# More and more, free bees



## Lburou (May 13, 2012)

So, what are the odds of that happening again tomorrow? Or, ever again for that matter? Would love to have been there to hold your smoker.


----------



## Adrian Quiney WI (Sep 14, 2007)

Joseph, I know you've said in the past that you have had trouble with Africanized invaders, it is good these ones appear gentle. I read in Africa that honeybees have become migratory moving with the flows. Does this invasion correlate with an impending honey flow? Are there many other beekeepers in the area?


----------



## Mr.Beeman (May 19, 2012)

Mr. Clemens, do you OWN a camera? lol
That had to be an awesome sight to witness first hand.
Congrats on the captures.


----------



## Joseph Clemens (Feb 12, 2005)

I think the three small swarms were possibly AHB, one of them simply flew in and took over a recently queenless mini mating nuc, and the other two were no larger than those tiny watermelons that have recently become popular. Perhaps they too would have taken over other nucs. 

When I'm raising queens, I usually mark them as soon as they begin to lay. I also raise nearly all cordovan queens, so I have a better chance of maintaining EHB, instead of AHB.

The established colony in the box were so gentle, neither I nor my neighbor were wearing any protective gear at all. Neither of us were even being checked over by any guard bees. I carried the entire colony back to my place and removed the comb, then shook the bees into a nuc, all without any aggressive/defensive behavior.

Contrast the established cardboard colony, with another swarm I captured a few weeks ago (about 20+ miles away, in town). They too were docile as a swarm, but became overly defensive once hived, then played musical nucs as they took over another nearby nuc, previously headed by a cordovan virgin.
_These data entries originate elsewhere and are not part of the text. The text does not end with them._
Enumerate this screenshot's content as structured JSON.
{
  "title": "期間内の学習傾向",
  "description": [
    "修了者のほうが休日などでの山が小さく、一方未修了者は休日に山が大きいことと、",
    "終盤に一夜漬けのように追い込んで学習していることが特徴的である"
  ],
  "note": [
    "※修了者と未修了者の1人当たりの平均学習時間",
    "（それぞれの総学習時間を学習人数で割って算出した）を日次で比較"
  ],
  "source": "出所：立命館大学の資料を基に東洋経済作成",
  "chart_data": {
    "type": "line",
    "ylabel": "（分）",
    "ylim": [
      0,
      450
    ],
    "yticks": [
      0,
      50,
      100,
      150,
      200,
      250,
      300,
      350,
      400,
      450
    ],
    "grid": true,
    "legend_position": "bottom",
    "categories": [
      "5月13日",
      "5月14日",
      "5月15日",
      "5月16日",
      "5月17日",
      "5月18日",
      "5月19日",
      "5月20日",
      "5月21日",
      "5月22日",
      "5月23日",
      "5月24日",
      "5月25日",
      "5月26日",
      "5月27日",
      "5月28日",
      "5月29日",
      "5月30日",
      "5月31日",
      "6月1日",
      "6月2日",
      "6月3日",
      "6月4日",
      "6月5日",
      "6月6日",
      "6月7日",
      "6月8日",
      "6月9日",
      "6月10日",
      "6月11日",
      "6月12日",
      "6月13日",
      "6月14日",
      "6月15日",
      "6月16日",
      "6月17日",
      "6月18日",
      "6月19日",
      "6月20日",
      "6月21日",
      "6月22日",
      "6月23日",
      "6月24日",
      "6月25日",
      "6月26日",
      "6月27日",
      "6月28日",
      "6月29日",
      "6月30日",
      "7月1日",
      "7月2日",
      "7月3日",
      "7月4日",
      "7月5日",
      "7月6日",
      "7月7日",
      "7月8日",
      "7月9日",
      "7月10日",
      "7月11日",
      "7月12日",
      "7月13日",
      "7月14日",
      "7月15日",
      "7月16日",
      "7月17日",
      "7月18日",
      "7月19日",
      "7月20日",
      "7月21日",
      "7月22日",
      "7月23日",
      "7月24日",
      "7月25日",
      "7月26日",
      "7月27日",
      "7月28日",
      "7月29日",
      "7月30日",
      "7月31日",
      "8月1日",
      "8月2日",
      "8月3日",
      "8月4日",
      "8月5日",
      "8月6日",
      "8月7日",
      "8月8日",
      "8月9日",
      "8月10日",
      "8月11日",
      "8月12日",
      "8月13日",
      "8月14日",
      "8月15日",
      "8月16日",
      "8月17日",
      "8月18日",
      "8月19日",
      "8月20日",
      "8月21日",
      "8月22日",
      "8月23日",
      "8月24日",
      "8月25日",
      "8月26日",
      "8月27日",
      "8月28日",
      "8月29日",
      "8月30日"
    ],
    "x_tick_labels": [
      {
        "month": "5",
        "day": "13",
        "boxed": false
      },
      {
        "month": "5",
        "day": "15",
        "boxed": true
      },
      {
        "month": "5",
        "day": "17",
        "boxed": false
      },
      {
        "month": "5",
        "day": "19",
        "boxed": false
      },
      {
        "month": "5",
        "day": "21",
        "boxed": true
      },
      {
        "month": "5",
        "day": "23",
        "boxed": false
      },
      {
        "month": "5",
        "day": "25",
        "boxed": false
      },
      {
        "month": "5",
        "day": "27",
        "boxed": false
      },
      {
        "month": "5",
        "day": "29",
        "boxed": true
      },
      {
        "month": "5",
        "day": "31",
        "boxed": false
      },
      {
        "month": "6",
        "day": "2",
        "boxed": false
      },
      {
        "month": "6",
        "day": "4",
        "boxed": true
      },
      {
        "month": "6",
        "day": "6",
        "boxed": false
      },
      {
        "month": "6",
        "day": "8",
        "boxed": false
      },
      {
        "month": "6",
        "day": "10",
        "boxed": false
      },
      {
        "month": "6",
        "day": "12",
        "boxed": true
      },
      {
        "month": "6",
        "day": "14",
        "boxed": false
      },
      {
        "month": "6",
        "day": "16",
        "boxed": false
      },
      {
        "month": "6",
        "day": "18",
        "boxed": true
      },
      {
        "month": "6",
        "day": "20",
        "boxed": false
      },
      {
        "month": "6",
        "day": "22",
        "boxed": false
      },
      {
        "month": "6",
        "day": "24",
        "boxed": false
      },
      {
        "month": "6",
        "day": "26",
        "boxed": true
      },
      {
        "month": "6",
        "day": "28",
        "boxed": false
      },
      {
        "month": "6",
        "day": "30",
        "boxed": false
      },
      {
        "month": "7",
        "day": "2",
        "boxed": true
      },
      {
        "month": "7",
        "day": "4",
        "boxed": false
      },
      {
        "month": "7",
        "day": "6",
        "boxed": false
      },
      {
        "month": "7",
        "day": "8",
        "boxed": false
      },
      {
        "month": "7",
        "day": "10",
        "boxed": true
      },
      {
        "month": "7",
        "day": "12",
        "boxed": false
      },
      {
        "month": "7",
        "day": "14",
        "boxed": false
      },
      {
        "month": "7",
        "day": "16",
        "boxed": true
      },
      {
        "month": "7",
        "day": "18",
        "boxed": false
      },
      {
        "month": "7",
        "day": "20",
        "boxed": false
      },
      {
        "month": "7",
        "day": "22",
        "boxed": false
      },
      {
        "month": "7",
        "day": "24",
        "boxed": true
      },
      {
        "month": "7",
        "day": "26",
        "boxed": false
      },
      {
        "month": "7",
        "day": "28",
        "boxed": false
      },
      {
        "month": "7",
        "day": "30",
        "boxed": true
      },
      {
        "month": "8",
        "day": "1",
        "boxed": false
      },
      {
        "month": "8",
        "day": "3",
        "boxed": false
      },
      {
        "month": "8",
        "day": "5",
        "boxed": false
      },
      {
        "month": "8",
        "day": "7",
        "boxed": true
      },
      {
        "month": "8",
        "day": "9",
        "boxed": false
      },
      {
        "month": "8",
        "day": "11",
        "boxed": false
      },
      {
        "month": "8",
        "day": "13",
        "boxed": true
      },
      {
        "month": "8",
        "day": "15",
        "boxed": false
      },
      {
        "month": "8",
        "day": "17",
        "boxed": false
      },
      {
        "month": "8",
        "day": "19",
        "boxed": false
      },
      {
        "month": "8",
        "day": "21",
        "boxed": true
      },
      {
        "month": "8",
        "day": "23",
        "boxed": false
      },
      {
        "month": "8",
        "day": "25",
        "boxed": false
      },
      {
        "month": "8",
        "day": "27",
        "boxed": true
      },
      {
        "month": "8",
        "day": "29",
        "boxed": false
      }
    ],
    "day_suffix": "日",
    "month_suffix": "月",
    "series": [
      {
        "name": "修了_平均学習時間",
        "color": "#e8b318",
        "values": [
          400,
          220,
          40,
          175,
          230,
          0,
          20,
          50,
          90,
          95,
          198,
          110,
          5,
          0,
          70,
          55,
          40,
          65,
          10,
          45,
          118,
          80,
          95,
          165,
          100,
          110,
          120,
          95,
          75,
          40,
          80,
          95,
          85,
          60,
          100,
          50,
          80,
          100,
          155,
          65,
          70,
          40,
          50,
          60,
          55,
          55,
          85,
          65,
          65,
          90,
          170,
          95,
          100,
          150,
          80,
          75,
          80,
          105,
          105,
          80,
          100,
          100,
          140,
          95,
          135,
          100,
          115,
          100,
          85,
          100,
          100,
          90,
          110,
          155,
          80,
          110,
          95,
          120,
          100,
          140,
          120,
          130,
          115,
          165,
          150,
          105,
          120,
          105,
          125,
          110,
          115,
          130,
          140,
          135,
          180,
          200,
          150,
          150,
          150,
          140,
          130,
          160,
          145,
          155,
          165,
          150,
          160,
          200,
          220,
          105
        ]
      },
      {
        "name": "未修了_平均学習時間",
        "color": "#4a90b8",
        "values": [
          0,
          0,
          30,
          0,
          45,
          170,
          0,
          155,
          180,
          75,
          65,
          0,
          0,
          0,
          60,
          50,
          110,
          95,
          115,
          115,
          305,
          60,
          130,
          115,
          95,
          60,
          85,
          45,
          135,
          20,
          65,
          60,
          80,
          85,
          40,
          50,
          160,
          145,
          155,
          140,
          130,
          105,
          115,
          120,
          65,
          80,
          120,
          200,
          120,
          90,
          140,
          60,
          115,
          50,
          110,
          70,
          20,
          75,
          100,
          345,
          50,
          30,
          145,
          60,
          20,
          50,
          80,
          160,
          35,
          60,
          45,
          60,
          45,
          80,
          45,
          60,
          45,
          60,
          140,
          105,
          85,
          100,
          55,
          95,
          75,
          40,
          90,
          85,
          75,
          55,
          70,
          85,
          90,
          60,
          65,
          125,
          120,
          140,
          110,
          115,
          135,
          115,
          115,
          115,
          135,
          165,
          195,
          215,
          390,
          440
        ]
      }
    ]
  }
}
I have no way to discover how many other beekeepers are near me, other than the few who come to me for nucs and queens. Most nuc customers are from towns outside my local area.
-----------

I do sometimes take photos, but though I thought about it, I was much too busy to go fetch the camera.


----------



## mtndewluvr (Oct 28, 2012)

Time to go buy a Lotto ticket!!


----------